Langlauf Doping
Entscheidung im "Fall Filbrich" vertragt

Über einen Sonderstatus bezüglich des Hämoglobinwertes von Skilangläufer Jens Filbrich soll erst am 9. Januar verhandelt werden. An dem Spitzentreffen in Kopenhagen wird auch der deutsche Teamarzt Ernst Jacob teilnehmen.

Ein Spitzentreffen am 9. Januar zwischen Bengt Saltin, Chef der medizinischen Kommission des Internationalen Skiverbandes (FIS), und dem Teamarzt des Deutschen Ski-Verbandes (DSV), Ernst Jacob, soll Klarheit über einen möglichen Sonderstatus von Ski-Langläufer Jens Filbrich bringen. Beide wollen in Kopenhagen über die Ursache der hohen Blutwerte des Thüringers sprechen. "Nach diesem Treffen fällt die Entscheidung, ob Filbrich die bislang verweigerte Ausnahmegenehmigung für einen Start mit einem höheren Hämoglobinwert erhält oder nicht. Das wird dann auch maßgebend für das Verfahren bei Olympia sein", sagte FIS-Generalsekretärin Sarah Lewis dem Sport-Informations-Dienst (sid).

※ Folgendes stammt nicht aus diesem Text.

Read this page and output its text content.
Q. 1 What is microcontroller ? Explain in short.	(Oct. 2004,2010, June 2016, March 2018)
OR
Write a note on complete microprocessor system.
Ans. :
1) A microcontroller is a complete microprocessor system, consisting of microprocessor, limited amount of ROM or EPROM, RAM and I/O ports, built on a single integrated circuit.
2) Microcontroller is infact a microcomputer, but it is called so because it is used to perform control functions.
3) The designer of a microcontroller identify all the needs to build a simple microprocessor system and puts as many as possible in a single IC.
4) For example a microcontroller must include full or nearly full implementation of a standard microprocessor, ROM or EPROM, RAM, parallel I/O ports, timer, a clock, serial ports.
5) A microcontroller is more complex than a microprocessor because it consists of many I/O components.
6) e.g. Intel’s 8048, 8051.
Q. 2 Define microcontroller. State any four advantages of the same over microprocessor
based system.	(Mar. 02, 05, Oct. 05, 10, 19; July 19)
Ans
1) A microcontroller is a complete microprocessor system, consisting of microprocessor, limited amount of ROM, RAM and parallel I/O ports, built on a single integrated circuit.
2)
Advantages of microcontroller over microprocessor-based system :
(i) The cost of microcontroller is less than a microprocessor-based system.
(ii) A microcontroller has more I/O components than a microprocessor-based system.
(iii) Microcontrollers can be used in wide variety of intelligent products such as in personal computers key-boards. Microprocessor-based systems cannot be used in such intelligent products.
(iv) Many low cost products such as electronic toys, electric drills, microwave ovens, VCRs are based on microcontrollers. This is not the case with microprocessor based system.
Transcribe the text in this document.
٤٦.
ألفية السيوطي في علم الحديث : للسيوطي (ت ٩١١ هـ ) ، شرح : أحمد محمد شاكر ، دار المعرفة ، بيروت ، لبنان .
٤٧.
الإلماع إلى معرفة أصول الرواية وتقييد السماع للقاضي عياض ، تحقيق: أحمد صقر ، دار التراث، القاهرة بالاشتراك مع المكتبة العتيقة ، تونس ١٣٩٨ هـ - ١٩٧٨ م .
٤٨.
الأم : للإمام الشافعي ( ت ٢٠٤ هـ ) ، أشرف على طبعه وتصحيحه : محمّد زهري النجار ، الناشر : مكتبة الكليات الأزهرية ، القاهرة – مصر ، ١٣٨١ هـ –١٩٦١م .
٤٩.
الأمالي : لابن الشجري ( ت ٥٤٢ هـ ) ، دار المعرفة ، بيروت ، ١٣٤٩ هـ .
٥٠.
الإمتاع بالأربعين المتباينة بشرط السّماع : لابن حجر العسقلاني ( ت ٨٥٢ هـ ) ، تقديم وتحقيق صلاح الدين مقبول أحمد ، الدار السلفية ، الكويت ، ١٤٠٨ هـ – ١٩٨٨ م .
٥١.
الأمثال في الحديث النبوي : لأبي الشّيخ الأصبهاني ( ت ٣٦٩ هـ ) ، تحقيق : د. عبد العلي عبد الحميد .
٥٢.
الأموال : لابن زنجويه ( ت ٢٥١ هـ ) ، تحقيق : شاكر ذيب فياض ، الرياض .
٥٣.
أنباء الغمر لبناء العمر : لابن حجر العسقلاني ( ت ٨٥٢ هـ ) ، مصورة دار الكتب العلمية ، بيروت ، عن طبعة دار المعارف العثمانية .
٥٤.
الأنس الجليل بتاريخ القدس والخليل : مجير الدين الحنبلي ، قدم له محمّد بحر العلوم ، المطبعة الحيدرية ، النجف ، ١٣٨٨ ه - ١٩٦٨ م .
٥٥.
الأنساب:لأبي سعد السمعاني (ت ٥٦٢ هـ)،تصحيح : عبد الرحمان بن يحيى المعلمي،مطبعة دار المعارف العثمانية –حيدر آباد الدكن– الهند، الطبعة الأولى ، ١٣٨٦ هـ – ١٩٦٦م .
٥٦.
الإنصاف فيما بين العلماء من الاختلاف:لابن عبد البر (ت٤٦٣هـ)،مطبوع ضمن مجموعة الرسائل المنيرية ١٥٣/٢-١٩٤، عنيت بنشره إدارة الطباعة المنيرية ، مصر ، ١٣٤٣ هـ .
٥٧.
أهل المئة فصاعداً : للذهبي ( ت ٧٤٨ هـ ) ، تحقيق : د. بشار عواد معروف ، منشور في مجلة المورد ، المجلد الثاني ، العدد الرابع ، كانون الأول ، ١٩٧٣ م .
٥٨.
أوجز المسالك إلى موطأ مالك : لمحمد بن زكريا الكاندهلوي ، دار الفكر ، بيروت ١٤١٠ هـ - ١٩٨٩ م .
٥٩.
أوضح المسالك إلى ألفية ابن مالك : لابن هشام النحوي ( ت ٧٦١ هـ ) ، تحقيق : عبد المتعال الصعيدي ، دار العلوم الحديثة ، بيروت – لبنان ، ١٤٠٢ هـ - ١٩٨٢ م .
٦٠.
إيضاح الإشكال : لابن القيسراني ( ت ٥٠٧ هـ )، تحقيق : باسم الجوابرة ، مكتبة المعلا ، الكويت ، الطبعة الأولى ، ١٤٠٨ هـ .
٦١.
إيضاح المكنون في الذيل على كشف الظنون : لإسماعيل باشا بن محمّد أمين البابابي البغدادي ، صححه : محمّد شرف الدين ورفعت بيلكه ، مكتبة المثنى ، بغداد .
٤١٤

Dopingprobe lässt weiter auf sich warten

Filbrich konnte beim zweiten Weltcup im finnischen Kuusamo wegen einer Schutzsperre nicht starten, weil er einen grenzwertigen Hämoglobinwert von 17,0 aufgewiesen hatte. Am Samstag feiert der Thüringer im kanadischen Vernon sein Weltcup-Comeback. Ein hoher Hämoglobinwert kann, muss aber kein Hinweis auf den Einsatz des Bludopingmittels EPO sein. Filbrich begründet seine hohen Werte mit einer familiären Veranlagung. Das Ergebnis des nach der Hämoglobinkontrolle bei Filbrich entnommenen Dopingtests liegt laut FIS noch immer nicht vor. "Wir haben noch keine Mitteilung vom Labor. So eine Auswertung kann schon mal drei Wochen dauern", erklärte eine FIS-Sprecherin. Diese schleppende Bearbeitung sorgt genau wie die im November verweigerte Ausnahmegenehmigung für Filbrich für Frust beim DSV.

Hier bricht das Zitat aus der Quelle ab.